Q2:What kinds of other training-based approaches could be done to improve the score?

A2: Incorporating RL or hybrid methods may further enhance general reasoning abilities, and we see great potential for exploring these in future work.

Q3: If there is any correlation to the specific skills that an LLM has after continual pretraining which is why the model shows an improvement in general reasoning tasks? Can you explain further as to why certain training methods with their corresponding datasets succeed or fail at improving an LLM’s general reasoning ability?
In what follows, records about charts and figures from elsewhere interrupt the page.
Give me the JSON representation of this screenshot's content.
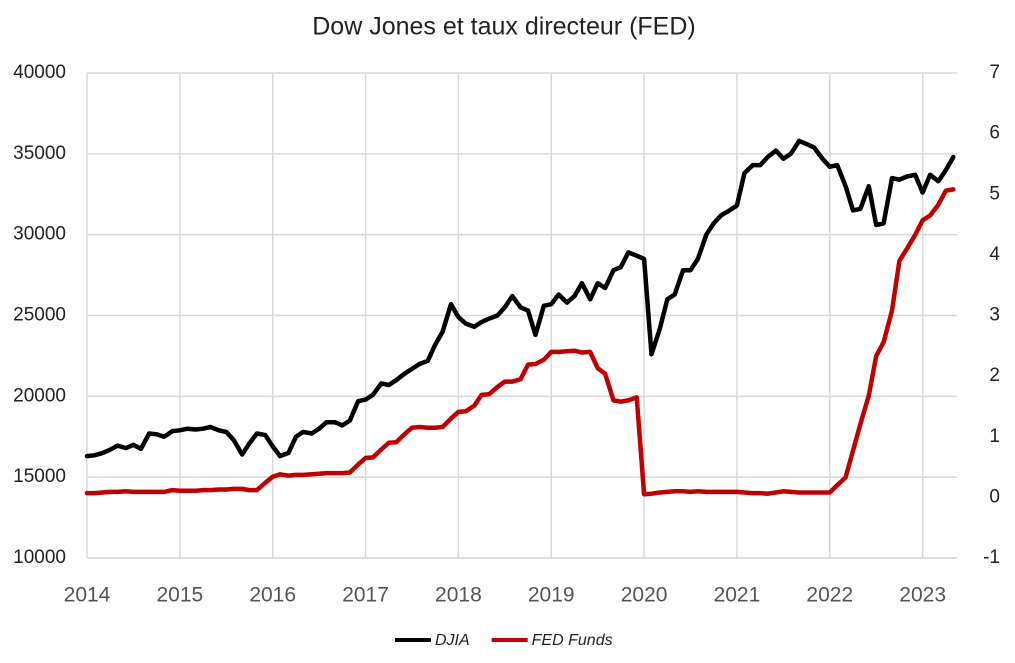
{
  "chart_data": {
    "type": "line",
    "title": "Dow Jones et taux directeur (FED)",
    "x": [
      2014.0,
      2014.08,
      2014.17,
      2014.25,
      2014.33,
      2014.42,
      2014.5,
      2014.58,
      2014.67,
      2014.75,
      2014.83,
      2014.92,
      2015.0,
      2015.08,
      2015.17,
      2015.25,
      2015.33,
      2015.42,
      2015.5,
      2015.58,
      2015.67,
      2015.75,
      2015.83,
      2015.92,
      2016.0,
      2016.08,
      2016.17,
      2016.25,
      2016.33,
      2016.42,
      2016.5,
      2016.58,
      2016.67,
      2016.75,
      2016.83,
      2016.92,
      2017.0,
      2017.08,
      2017.17,
      2017.25,
      2017.33,
      2017.42,
      2017.5,
      2017.58,
      2017.67,
      2017.75,
      2017.83,
      2017.92,
      2018.0,
      2018.08,
      2018.17,
      2018.25,
      2018.33,
      2018.42,
      2018.5,
      2018.58,
      2018.67,
      2018.75,
      2018.83,
      2018.92,
      2019.0,
      2019.08,
      2019.17,
      2019.25,
      2019.33,
      2019.42,
      2019.5,
      2019.58,
      2019.67,
      2019.75,
      2019.83,
      2019.92,
      2020.0,
      2020.08,
      2020.17,
      2020.25,
      2020.33,
      2020.42,
      2020.5,
      2020.58,
      2020.67,
      2020.75,
      2020.83,
      2020.92,
      2021.0,
      2021.08,
      2021.17,
      2021.25,
      2021.33,
      2021.42,
      2021.5,
      2021.58,
      2021.67,
      2021.75,
      2021.83,
      2021.92,
      2022.0,
      2022.08,
      2022.17,
      2022.25,
      2022.33,
      2022.42,
      2022.5,
      2022.58,
      2022.67,
      2022.75,
      2022.83,
      2022.92,
      2023.0,
      2023.08,
      2023.17,
      2023.25,
      2023.33
    ],
    "series": [
      {
        "name": "DJIA",
        "color": "#000000",
        "values": [
          16300,
          16350,
          16500,
          16700,
          16950,
          16800,
          17000,
          16750,
          17700,
          17650,
          17500,
          17850,
          17900,
          18000,
          17950,
          18000,
          18100,
          17900,
          17800,
          17300,
          16400,
          17100,
          17700,
          17600,
          16900,
          16300,
          16500,
          17500,
          17800,
          17700,
          18000,
          18400,
          18400,
          18200,
          18500,
          19700,
          19800,
          20100,
          20800,
          20700,
          21000,
          21400,
          21700,
          22000,
          22200,
          23200,
          24000,
          25700,
          24900,
          24500,
          24300,
          24600,
          24800,
          25000,
          25500,
          26200,
          25500,
          25300,
          23800,
          25600,
          25700,
          26300,
          25800,
          26200,
          27000,
          26000,
          27000,
          26700,
          27800,
          28000,
          28900,
          28700,
          28500,
          22600,
          24200,
          26000,
          26300,
          27800,
          27800,
          28500,
          30000,
          30700,
          31200,
          31500,
          31800,
          33800,
          34300,
          34300,
          34800,
          35200,
          34700,
          35000,
          35800,
          35600,
          35400,
          34700,
          34200,
          34300,
          33000,
          31500,
          31600,
          33000,
          30600,
          30700,
          33500,
          33400,
          33600,
          33700,
          32600,
          33700,
          33300,
          34000,
          34800
        ]
      },
      {
        "name": "FED Funds",
        "color": "#c00000",
        "axis": "y2",
        "values": [
          0.07,
          0.07,
          0.08,
          0.09,
          0.09,
          0.1,
          0.09,
          0.09,
          0.09,
          0.09,
          0.09,
          0.12,
          0.11,
          0.11,
          0.11,
          0.12,
          0.12,
          0.13,
          0.13,
          0.14,
          0.14,
          0.12,
          0.12,
          0.24,
          0.34,
          0.38,
          0.36,
          0.37,
          0.37,
          0.38,
          0.39,
          0.4,
          0.4,
          0.4,
          0.41,
          0.54,
          0.65,
          0.66,
          0.79,
          0.9,
          0.91,
          1.04,
          1.15,
          1.16,
          1.15,
          1.15,
          1.16,
          1.3,
          1.41,
          1.42,
          1.51,
          1.69,
          1.7,
          1.82,
          1.91,
          1.91,
          1.95,
          2.19,
          2.2,
          2.27,
          2.4,
          2.4,
          2.41,
          2.42,
          2.39,
          2.4,
          2.13,
          2.04,
          1.6,
          1.58,
          1.6,
          1.65,
          0.05,
          0.06,
          0.08,
          0.09,
          0.1,
          0.1,
          0.09,
          0.1,
          0.09,
          0.09,
          0.09,
          0.09,
          0.09,
          0.08,
          0.07,
          0.07,
          0.06,
          0.08,
          0.1,
          0.09,
          0.08,
          0.08,
          0.08,
          0.08,
          0.08,
          0.2,
          0.33,
          0.77,
          1.21,
          1.68,
          2.33,
          2.56,
          3.08,
          3.9,
          4.1,
          4.33,
          4.57,
          4.65,
          4.83,
          5.06,
          5.08
        ]
      }
    ],
    "xlim": [
      2014,
      2023.37
    ],
    "xticks": [
      2014,
      2015,
      2016,
      2017,
      2018,
      2019,
      2020,
      2021,
      2022,
      2023
    ],
    "ylim": [
      10000,
      40000
    ],
    "yticks": [
      10000,
      15000,
      20000,
      25000,
      30000,
      35000,
      40000
    ],
    "y2lim": [
      -1,
      7
    ],
    "y2ticks": [
      -1,
      0,
      1,
      2,
      3,
      4,
      5,
      6,
      7
    ],
    "grid": true,
    "legend": "bottom"
  }
}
A3: We think the main difference between three training paradigms lies in the datasets used rather than the training methods, as all three employ the same next-token prediction loss. To avoid repetition, we refer to our response to W3 where we highlighted the role of data diversity in enabling generalization and the correlation between query similarity to GSM8K/MATH and benchmark performance improvements.

[1] Schulman J, et al. Proximal policy optimization algorithms[J]. arXiv preprint arXiv:1707.06347, 2017.

[2] Rafailov R, et al. Direct preference optimization: Your language model is secretly a reward model[J]. Advances in Neural Information Processing Systems, 2024, 36.

[3] Shao Z, et al. Deepseekmath: Pushing the limits of mathematical reasoning in open language models[J]. arXiv preprint arXiv:2402.03300, 2024.

[4] Tang, Yunhao, et al. "Understanding the performance gap between online and offline alignment algorithms." arXiv preprint arXiv:2405.08448, 2024.

[5] Pan, Sarah, et al. "Let's Reinforce Step by Step." arXiv preprint arXiv:2311.05821, 2023.